Fifteen Seconds Festival: Five Marketing Trends from Graz
Everything is just that little bit bigger here at the Fifteen Seconds Festival—the stages, the program, even the egos of some of the keynote speakers. In any case, it’s two days of pure, unadulterated entertainment. Formerly known as “Marketing Rockstars”, the festival attracted around 3,000 visitors—mainly Austrians—to Graz Town Hall on June 16 and 17. We were fortunate enough to be among them. Here are five trends we’ve picked out for you:
1. Analog is the new digital
It is remarkable how keenly the hands-on experience is celebrated at a festival for innovation and marketing in the age of big data. There’s a free tote bag emblazoned with witty slogans for every visitor; the stages spread over a 12,000m2 exhibition space are built from organic material (wood and pallets); and the printed word covers every corner. It somehow embodies a quote from Silicon Valley-resident author Tim Leberecht. He said in his keynote speech on romanticism in business, “Give clients the opposite of what they expect and they will love you for it.”
2. Virtual reality is still niche
A prototype of the Oculus Rift VR headset was launched in 2013, and the final version has been on shelves since January. Specialist media and advertisers see virtual reality as the next big thing, and Fifteen Seconds got behind it, too, presenting masterclasses on the topic. Stock photography agency Getty Images showed off spectacular 360-degree pictures at their stand.
What stood out was that, for the very first time, students were genuinely excited to see and try on these headsets. The hype has still not reached its target audience, but we at the agency are working on changing that.
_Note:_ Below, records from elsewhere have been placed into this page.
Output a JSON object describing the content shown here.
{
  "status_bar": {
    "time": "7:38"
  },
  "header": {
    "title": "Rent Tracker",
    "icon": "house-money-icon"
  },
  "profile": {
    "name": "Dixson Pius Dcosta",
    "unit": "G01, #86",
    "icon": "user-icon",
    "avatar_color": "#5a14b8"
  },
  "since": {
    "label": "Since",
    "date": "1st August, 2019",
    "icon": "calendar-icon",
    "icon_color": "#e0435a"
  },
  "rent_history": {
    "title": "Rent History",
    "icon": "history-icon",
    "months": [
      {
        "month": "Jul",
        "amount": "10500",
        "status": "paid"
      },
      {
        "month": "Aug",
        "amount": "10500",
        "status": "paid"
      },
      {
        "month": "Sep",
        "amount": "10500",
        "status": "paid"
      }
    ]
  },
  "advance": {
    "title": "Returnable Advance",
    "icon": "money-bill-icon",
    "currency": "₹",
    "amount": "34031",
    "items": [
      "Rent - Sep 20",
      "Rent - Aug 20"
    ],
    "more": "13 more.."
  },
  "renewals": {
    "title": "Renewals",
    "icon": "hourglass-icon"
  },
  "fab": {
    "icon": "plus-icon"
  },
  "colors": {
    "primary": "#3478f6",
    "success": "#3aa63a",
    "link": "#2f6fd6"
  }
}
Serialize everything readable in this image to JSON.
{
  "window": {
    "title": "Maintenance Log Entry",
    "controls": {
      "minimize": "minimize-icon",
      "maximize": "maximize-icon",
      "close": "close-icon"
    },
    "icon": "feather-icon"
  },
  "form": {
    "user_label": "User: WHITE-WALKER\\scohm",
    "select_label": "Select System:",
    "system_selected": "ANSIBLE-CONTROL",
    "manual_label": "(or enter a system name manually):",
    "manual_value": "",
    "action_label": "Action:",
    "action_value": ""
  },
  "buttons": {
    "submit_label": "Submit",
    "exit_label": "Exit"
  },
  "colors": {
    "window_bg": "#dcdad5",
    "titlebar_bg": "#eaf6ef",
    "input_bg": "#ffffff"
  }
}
3. Videos are where it’s at
The festival kicked off with a spectacular intro sequence projected onto a stack of shipping containers. In just two and a half minutes the tone for the event was set and the audience had gathered in full. Videos only have such an impact when they are expertly produced, appeal to the target audience, and create the right atmosphere. Those that flopped were the ones that took up half the presentation time. The only atmosphere that creates is one of boredom. A film should support a gig, not replace it.
4. Variety is the spice of life
The great variety of keynote speeches kept visitors on their toes. On the first day, a sales coach roared the house down for several minutes. In stark contrast, Buddhist monk Gelong Thubten later delivered a soothing speech about mindfulness. Journalists, advertisers, and tech experts took turns on stage. After all, different points of view make sparks fly—something other event organizers in the business community should encourage.
5. Authentic extravagance draws in the crowds
The third edition of the festival fully captured the essence of its young founder—it was lively, dynamic, and from time to time overcome by its own success. It was crucial to effectively convey this authenticity—and images and text did just that. During his keynote, Jean-Remy von Matt perfectly summed up the recipe for marketing success: “Relevance is a must. Extravagance is a welcome bonus.”